Il Cda della cooperativa Con Te ha inviato una lettera a tutti i presidenti delle associazioni del Csv di Vicenza per spiegare i problemi che sarebbero sorti nella gestione del “Progetto Accoglienza Ucraina”.
Problemi di natura economica e gestionale che sarebbero dunque uno dei motivi delle dimissioni di quattro componenti su sette del consiglio direttivo e la conseguente decadenza dell’organo (ne avevamo parlato qui).
Lo rende noto Il Giornale di Vicenza, entrato in possesso della missiva.
Le accuse di Cooperativa con Te al Csv di Vicenza
Il “nodo”, sarebbe relativo a un debito di oltre cento mila euro, maturato nel corso delle operazioni di accoglienza delle persone fuggite dalla guerra tra Russia e Ucraina. Nella vicenda ci sarebbero fatture non pagate dal Csv a Con Te.
Dalla lettera si evince che la cooperativa è stata contattata dal Csv per avere consulenza sul bando della Protezione civile per l’accoglienza agli ucraini in arrivo anche in città, riconoscendo a Con Te il ruolo di soggetto esperto in materia.
La lettera spiega (citiamo da il GdV): “Da novembre 2022 a giugno 2026 il Csv ha incassato dalla protezione civile 1.775.118,63 euro. Il Csv ha corrisposto a Hotel Querini 537.705,20 euro (struttura recettiva per l’accoglienza in emergenza e per le fragilità sanitarie) e alla cooperativa 1.078.074,40 euro per i servizi prestati che si sono rivelati ben più importanti, gravosi e costosi di una mera consulenza. Quindi la somma residua rimasta a disposizione del Csv è di 159.339,03 euro”.
E ancora: “È profondamente ingiusto, e non giustificato – prosegue la lettera della cooperativa –, il mancato pagamento da parte del Csv delle fatture (seguono riferimenti di sei fatture, ndr) relative al semestre gennaio-giugno 2025 per l’importo complessivo di 111.409,43 euro. Le fatture sono per le spese alimentari, scolastiche, mediche, spese per spostamenti, viaggi e pratiche amministrative, già pagate dalla cooperativa e sostenute per le persone ucraine accolte”.

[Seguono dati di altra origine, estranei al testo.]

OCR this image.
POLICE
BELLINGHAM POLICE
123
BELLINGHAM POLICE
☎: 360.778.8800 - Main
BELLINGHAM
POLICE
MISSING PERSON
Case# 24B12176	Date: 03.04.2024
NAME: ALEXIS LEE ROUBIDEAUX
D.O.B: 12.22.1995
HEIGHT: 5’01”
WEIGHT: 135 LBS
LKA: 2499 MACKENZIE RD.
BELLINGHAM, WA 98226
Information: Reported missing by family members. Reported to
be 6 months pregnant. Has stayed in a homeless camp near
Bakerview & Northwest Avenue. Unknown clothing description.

Dunque, secondo Con Te, l’oggetto dell’accordo con Csv sarebbe passato da una consulenza alla gestione dell’accoglienza con relativi costi. “Il direttore del Csv – prosegue la missiva – inoltre comunicava che il Csv non avrebbe erogato alle persone accolte l’importo giornaliero dovuto di 2,50 euro” e che “gli ucraini si interfacciavano con la cooperativa pretendendo tali somme. Per garantire una pacifica convivenza”, le ha anticipate.
Le dimissione dei componente del Cda del Centro di Servizio per il Volontariato
Come detto, la lettera va inquadrata nell’ambito dei problemi, di natura economico-contabile, che hanno condotto alle dimissioni di quattro componenti del Cda di Csv Vicenza.
Lo scorso 5 giugno – lo ricordiamo – si erano dimessi con effetto immediato la presidente Gabriella Mezzalira, la tesoriera Bruna Maria Gasparoni e le consigliere Laura Carnevali e Silvia Corà, ovvero, la maggioranza del consiglio, comunicandolo all’ente gestore, Volontariato in Rete – Federazione Provinciale di Vicenza.
Nel mirino – si era appreso – era finita la direttrice, Maria Rita Dal Molin, accusata di contrastare l’operato della presidente dimissionaria e di mantenere atteggiamenti non consoni nei rapporti con i consiglieri non allineati. Il punto più delicato, però, riguardava i conti del Csv: alla base delle dimissioni ci sarebbero infatti perplessità sulla bozza del bilancio di esercizio a fronte di debiti e contenziosi non adeguatamente prospettati al Consiglio.
Nel post dimissioni, sono restati in carica la vicepresidente Maria Grazia Bettale e i consiglieri Giovanni Guidolin e Alberto Maistrello. La prima – risulta ai redattori – è una figura storicamente legata a quella della Dal Molin.
Sarà l’Assemblea dei soci dell’ente gestore, a ricostituire la governance, fra pochi giorni, poiché il Consiglio direttivo era comunque giunto alla fine del mandato triennale, essendo stato eletto dall’Assemblea stessa a giugno 2023.